Лиля была записана на приём к губернатору. Она собиралась к нему в резиденцию на Пестелевском бульваре, но прежде она хотела побывать в Екатерининском соборе, что находился там же, на Пестелевском бульваре, недалеко от губернаторской резиденции. Этот собор был выстроен архитектором Старовым ещё во время строительства Херсона, которым руководил сам генерал-цехмейстер Иван Абрамович Ганнибал (а губернатором в то время был Светлейший Князь Потёмкин). Тогда это была церковь при Херсонской крепости. Потом Екатерина II решила проехаться по южным землям, посмотреть, как её друг Потёмкин обустраивает эти земли. Она ехала в конном экипаже, в каждом населённом пункте была не более одного-двух дней. А в Херсоне Императрица задержалась на целых пять дней! И нигде не осталось никаких свидетельств, чем занималась Екатерина в Херсоне и где жила. Злые языки поговаривали, будто Императрица тайно венчалась с Потёмкиным в Екатерининском соборе. Так это было или нет — проверить было невозможно, документальных подтверждений этому не было, а значит, данный факт серьёзные люди во внимание не принимали. Но херсонцы верили в легенду, ни в коей мере не ставя её под сомнение и отрицая даже слово «легенда». Ведь не зря здесь, в соборе, был похоронен Светлейший Князь Таврический Григорий Александрович Потёмкин — очевидно, он, умирая далеко отсюда, в Бессарабии, завещал погрести его там, где свершилось главное событие его жизни — венчание с любимой женщиной, Российской Императрицей. Херсонцы любили свою историю, уважали тех, кто вписал своё имя в историю их города, и запечатлели их в названиях улиц. Так, на карте была Ганнибаловская улица — в честь первостроителя города Ивана Ганнибала, Суворовская — в честь знаменитого полководца Александра Сувоврова, несколько лет жившего в Херсоне (потом улицу, на которой он жил и назовут его именем) и гнавшего врагов от границ Родины. Эрделевская и Пестелевский бульвар — в честь херсонских губернаторов Пестеля и Эрдели, Витовская — в честь коменданта Херсонской крепости Иосифа де Витта. Но главным любимцем жителей Херсона был Светлейший Князь Потёмкин-Таврический. Его именем были названы улица и бульвар, в центре которого стоял великолепный памятник[4] Светлейшему Князю работы великого скульптора Ивана Мартоса (того самого, который создал памятник Минину и Пожарскому, стоящий на Красной площади в Москве, а также памятник Дюку в Одессе).
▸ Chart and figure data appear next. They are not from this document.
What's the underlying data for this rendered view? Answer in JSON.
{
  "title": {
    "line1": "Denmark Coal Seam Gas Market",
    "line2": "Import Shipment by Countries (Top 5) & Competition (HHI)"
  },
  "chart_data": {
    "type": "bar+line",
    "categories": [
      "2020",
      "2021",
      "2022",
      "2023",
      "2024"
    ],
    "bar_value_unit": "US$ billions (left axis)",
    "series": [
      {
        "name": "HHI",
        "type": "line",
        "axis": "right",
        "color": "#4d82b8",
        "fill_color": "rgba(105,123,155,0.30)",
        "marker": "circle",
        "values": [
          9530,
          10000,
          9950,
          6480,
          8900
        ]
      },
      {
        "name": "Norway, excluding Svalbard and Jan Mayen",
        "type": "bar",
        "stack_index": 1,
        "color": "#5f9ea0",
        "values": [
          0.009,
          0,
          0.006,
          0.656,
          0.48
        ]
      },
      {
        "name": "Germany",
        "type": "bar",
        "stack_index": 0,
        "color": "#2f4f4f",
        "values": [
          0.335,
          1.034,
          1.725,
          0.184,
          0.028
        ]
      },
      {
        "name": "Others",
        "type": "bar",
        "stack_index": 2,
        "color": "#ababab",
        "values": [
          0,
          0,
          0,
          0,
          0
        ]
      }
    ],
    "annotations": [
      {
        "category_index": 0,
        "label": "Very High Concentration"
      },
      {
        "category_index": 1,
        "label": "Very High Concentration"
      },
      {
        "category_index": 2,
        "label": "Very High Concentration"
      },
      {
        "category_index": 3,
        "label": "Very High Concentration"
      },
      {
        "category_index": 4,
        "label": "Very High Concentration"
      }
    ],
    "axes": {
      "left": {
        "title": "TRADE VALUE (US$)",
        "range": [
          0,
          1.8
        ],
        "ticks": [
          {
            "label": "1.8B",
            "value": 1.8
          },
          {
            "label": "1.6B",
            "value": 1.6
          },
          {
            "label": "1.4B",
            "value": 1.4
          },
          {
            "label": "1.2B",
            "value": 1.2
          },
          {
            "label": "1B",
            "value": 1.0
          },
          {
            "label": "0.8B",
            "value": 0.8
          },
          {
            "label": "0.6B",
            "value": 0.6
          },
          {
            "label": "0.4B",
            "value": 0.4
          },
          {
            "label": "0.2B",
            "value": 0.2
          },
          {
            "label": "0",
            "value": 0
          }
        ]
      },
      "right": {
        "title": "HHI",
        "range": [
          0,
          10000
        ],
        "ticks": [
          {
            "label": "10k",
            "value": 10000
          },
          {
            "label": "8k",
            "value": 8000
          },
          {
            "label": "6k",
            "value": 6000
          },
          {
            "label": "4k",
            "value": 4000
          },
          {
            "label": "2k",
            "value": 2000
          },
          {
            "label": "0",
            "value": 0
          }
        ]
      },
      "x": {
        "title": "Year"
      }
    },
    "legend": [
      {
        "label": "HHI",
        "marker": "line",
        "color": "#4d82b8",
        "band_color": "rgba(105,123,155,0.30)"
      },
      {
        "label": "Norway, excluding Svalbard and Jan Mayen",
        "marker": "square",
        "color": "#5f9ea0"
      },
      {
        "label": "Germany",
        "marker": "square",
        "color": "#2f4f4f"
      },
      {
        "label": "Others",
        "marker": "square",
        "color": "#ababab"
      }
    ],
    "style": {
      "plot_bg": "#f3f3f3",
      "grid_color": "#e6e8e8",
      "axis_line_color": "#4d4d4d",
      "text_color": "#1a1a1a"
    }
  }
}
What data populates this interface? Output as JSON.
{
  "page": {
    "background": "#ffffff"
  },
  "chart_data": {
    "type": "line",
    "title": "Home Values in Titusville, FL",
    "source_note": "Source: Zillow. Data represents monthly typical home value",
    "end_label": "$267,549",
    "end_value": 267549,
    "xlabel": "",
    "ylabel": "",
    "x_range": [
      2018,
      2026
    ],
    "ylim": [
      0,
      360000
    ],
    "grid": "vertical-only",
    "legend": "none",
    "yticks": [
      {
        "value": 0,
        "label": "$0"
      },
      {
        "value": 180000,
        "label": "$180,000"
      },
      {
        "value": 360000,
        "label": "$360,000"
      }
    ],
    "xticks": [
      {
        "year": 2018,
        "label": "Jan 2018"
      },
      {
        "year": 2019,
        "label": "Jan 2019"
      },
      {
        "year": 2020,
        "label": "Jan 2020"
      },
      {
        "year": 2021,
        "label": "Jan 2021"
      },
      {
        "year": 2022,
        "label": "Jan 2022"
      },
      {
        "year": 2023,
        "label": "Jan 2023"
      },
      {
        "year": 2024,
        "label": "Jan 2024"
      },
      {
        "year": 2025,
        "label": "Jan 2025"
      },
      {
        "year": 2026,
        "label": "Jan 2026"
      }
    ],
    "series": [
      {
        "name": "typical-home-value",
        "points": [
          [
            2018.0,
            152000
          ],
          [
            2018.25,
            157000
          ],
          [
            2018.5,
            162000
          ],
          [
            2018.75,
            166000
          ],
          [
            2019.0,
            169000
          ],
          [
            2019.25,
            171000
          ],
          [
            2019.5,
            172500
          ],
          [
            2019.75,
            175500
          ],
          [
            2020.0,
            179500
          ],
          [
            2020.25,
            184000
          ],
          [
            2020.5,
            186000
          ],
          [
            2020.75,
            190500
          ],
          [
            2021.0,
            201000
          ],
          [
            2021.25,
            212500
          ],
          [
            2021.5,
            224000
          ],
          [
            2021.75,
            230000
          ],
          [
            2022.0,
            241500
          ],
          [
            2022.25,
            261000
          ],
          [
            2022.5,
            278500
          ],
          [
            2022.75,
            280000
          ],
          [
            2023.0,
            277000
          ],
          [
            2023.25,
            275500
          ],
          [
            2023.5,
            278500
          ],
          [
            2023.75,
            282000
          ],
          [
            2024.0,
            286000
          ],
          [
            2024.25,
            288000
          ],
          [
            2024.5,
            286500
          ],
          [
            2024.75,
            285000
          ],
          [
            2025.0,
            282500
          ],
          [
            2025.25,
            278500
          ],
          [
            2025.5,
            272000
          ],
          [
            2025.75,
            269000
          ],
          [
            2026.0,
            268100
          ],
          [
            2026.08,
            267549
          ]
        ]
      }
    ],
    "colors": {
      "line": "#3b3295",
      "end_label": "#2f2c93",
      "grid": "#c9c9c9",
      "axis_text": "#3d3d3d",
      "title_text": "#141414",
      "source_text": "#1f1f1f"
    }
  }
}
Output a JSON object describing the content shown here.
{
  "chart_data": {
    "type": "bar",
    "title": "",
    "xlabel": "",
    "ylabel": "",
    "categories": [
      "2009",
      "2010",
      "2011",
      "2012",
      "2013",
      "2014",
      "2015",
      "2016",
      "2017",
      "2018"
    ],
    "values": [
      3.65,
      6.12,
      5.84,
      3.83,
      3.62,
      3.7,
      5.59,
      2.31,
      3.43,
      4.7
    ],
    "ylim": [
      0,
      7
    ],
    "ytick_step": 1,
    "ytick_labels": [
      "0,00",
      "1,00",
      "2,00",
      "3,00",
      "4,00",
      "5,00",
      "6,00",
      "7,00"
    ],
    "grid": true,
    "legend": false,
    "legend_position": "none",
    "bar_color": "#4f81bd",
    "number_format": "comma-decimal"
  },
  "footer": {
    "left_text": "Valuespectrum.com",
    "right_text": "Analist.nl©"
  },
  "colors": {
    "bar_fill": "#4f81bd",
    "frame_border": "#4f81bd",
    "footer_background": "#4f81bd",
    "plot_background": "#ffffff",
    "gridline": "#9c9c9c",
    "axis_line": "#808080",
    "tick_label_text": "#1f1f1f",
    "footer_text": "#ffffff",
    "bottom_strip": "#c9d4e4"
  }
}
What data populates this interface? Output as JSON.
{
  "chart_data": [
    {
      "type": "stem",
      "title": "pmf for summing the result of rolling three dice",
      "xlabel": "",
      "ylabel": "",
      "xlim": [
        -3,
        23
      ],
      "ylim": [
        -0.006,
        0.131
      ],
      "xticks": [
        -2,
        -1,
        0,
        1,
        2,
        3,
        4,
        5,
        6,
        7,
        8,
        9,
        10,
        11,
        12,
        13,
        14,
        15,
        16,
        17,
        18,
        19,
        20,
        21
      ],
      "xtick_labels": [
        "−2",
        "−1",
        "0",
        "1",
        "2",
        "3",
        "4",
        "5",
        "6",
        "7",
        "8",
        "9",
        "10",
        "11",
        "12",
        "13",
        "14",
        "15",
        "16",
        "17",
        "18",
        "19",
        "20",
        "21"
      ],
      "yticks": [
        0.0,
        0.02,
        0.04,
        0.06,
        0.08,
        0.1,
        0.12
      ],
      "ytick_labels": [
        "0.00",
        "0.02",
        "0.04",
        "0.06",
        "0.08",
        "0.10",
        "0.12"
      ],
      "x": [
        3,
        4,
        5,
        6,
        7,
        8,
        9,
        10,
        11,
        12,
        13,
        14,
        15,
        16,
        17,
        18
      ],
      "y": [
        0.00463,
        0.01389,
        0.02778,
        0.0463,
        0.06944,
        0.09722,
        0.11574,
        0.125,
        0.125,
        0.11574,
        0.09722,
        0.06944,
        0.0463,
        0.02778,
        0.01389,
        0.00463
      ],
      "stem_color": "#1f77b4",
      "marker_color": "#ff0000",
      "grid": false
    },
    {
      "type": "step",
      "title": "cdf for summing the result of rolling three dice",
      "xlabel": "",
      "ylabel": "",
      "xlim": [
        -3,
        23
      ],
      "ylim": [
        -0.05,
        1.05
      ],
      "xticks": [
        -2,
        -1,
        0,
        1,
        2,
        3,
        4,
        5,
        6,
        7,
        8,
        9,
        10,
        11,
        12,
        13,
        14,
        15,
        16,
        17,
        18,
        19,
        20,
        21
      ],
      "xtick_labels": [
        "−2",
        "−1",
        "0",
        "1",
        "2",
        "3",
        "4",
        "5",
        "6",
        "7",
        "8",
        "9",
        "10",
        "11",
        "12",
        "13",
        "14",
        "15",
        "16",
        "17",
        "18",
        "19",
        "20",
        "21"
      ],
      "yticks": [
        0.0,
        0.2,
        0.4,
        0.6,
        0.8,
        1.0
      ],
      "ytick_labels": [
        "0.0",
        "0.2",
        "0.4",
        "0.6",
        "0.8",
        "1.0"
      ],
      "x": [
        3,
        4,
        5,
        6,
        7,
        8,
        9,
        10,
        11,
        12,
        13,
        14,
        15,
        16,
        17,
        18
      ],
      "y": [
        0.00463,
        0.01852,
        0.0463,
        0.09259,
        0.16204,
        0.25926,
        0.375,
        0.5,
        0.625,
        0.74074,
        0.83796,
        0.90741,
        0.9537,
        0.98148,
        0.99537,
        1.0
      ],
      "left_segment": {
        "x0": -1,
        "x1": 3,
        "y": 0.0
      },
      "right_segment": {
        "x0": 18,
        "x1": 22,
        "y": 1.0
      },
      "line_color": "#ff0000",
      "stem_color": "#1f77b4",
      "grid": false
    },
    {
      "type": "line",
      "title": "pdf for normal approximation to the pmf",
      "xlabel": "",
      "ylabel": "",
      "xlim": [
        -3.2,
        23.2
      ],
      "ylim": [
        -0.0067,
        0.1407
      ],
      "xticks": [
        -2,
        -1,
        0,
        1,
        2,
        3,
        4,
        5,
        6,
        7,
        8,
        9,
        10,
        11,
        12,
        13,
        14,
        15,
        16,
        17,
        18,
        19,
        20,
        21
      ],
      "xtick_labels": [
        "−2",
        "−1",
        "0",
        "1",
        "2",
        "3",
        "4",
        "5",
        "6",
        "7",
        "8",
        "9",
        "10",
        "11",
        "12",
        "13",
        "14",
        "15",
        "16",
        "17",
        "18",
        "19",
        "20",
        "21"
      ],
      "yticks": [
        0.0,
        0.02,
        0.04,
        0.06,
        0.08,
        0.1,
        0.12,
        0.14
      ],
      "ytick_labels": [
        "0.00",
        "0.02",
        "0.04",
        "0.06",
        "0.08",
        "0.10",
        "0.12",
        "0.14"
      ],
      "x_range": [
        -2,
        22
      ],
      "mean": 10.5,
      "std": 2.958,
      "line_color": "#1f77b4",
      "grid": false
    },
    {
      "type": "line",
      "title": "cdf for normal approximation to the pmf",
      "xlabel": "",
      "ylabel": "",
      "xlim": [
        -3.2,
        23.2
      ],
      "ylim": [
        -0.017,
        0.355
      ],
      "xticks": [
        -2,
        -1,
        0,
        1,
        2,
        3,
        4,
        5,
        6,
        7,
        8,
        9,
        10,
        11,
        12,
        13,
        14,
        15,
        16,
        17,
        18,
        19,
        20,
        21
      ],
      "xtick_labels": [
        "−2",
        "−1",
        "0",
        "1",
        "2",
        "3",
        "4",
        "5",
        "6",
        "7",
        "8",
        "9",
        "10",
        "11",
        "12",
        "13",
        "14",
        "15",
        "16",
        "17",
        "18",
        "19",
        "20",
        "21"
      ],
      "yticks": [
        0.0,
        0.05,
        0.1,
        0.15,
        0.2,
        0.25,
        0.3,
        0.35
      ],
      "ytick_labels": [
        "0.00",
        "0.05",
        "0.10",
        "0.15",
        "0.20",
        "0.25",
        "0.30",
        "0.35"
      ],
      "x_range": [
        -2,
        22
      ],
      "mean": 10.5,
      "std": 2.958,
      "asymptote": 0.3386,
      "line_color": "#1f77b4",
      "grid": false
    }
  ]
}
Проехав по булыжной мостовой, Лиля ступила на тротуар из туфа. Туф — это вулканическая лава с Везувия. Его привозили на кораблях из Италии. Туда наши корабли шли, гружённые лесом, мёдом, овечьей шерстью, зерном, пушниной и многим другим, а назад шли порожними. Чтоб не перевернуться в море, корабли везли туф в качестве балласта. В Херсоне туфу нашли хорошее применение: им выкладывали тротуары. Это была радость для дамских каблучков, уставших от вымощенных булыжником дорог.